Егоров покачал головой и попросил:
– Лучше дай стул.
Они пошли к служебному входу. Виктор шагал за девушкой и замечал, как мужские взгляды скрещиваются на ней, словно прожекторы в цирке на полуобнаженной актрисе.
Невысокая Светка была очень похожа на американскую кинозвезду Мэрилин Монро. Егоров так ее и называл – «Маленькая Мэрилин». В ответ Светка надувала пухлые красные губки, но он видел, что подобное сравнение ей нравится.
Виктор взял легкий пластиковый стул и отыскал место в углу, чтобы наблюдать за всеми, а самому, по возможности, оставаться незамеченным.
Вернувшись из Афгана, Егоров с удивлением обнаружил в себе такую привычку. Куда бы он ни заходил, в ресторан, пивную, закусочную, всегда инстинктивно выбирал место так, чтобы видеть любого входящего. И если все-таки выпадало оказаться спиной ко входу, то он постоянно оборачивался. Виктору казалось, что его подстерегает какая-то опасность.
Света принесла холодную, в инее, бутылку, стакан, пепси и три бутербродика на пластмассовой тарелочке.
– Их-то зачем? – спросил Егоров.
– Поешь. Я обязательно подойду. Если надо – позови, – улыбнулась девушка и пошла в сторону чьей-то призывно вздернутой руки.
Многие мужики смотрели на Виктора с плохо скрываемой завистью.
«Идиоты, – подумал он, – это не моя девушка. Она хорошая, красивая, и у нее очень доброе сердце. Конечно, Светка нравится мне, но не больше. А симпатия и любовь – это совершенно разные вещи, которые отличаются друг от друга так, как, наверное, маринованный огурец от свежего. Почему счастье так быстротечно», – расстраивался все больше Виктор, вспоминая тот самый первый день.
Напившись накануне до чертиков, Егоров умирал на горячих камнях пляжа, представляя себя медузой, которую из озорства выбросили на берег мальчишеские руки. Ему казалось: еще немного, и он окончательно растечется по горячим белым голышам желеобразной массой. Даже море спасало только на время. Потом вновь становилось худо, и Виктор, мотая головой, вновь брел в воду.
Сделав несколько шагов и чувствуя, как возрастает сопротивление моря, Егоров останавливался и начинал следить за золотой колеблющейся паутиной – тенью от волн, которая причудливо пыталась опутать сероватый песок, струящийся на мелководье тоненькими причудливыми змейками. Затем, раскинув руки, падал в воду. Побарахтавшись немного, совсем как пенсионер, он выползал на берег и шел к расстеленному полотенцу.

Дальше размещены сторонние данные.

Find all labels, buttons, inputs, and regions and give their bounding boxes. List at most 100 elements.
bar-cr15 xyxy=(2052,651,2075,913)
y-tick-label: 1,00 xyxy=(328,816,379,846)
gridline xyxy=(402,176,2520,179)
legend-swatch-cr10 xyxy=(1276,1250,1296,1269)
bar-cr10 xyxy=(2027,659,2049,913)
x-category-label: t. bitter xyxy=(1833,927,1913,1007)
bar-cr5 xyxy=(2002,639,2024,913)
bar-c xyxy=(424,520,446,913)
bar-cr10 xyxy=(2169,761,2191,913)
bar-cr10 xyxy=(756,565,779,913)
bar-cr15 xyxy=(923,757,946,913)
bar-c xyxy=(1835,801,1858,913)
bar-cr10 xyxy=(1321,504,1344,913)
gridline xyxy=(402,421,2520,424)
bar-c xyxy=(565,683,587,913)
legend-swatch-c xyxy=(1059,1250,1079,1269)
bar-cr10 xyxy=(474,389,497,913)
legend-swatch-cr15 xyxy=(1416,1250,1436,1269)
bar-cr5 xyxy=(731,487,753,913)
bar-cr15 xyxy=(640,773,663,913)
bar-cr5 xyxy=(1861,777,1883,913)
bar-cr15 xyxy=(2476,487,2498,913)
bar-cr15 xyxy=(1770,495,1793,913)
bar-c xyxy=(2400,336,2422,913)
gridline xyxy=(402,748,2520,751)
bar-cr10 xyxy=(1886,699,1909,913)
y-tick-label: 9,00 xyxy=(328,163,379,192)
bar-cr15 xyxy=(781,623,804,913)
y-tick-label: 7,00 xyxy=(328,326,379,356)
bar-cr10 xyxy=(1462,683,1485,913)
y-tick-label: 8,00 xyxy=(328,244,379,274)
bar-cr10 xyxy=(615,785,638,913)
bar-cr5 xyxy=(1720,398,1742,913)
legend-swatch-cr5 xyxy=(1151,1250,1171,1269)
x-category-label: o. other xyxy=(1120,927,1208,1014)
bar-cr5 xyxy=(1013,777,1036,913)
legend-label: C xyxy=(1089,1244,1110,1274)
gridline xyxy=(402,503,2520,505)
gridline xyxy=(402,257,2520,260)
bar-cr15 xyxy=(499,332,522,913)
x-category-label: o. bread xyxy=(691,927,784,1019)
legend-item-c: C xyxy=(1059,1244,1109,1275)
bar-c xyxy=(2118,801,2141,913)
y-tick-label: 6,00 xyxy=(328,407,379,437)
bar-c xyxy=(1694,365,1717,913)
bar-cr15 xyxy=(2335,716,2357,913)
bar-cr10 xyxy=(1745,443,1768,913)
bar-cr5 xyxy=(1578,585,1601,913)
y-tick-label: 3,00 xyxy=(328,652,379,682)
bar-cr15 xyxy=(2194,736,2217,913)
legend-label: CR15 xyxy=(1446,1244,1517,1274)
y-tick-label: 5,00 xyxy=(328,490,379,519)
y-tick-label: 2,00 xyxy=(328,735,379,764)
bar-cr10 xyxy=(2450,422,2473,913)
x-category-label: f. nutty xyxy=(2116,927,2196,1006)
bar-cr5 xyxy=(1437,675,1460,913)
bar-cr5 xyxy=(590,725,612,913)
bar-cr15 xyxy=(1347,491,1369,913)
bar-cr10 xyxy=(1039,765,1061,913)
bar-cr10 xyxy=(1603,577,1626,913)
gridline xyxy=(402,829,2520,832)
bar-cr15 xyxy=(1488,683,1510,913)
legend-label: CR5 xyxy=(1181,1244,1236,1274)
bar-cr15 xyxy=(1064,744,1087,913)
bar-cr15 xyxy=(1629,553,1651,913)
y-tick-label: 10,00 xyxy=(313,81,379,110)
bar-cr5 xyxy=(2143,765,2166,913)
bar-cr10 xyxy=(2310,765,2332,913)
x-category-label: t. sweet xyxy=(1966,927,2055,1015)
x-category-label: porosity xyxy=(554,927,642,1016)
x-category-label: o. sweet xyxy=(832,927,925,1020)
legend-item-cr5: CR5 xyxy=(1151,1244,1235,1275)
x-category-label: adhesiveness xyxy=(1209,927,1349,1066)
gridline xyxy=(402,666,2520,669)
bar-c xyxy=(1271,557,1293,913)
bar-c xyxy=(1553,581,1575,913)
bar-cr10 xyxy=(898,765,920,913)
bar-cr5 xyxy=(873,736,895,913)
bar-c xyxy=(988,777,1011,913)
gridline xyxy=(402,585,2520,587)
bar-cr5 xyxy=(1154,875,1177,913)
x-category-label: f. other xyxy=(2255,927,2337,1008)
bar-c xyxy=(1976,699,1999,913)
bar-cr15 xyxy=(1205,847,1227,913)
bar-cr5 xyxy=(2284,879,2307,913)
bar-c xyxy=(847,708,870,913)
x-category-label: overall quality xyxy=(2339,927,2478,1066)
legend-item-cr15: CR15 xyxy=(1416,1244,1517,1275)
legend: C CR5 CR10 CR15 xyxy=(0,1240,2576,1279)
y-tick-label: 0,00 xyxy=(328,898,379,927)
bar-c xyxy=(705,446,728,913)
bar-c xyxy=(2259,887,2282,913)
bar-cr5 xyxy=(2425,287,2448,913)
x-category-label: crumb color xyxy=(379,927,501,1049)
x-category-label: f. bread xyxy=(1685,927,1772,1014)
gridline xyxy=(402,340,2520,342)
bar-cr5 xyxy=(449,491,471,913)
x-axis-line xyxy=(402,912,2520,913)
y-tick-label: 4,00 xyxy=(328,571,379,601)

Неподалеку девушка, склонившись над тетрадочкой, уложенной поверх книги, примощенной на коленях, что-то писала. Виктор наблюдал за ней сквозь полуприкрытые глаза. Свет, проходя через ресницы, рождал красно-зеленые блики. В них девушка выглядела еще привлекательнее и загадочнее. Иногда она, задумавшись, смотрела куда-то вдаль поверх водных велосипедов и десятков голов, плавно качающихся, как мячи, на небольших мягких волнах. Егоров следовал за ее взглядом, ничего особенного не замечал и вновь ронял голову на скрещенные руки.
– Девушка! – наконец отважился он. – Что вы пишите? Стихи?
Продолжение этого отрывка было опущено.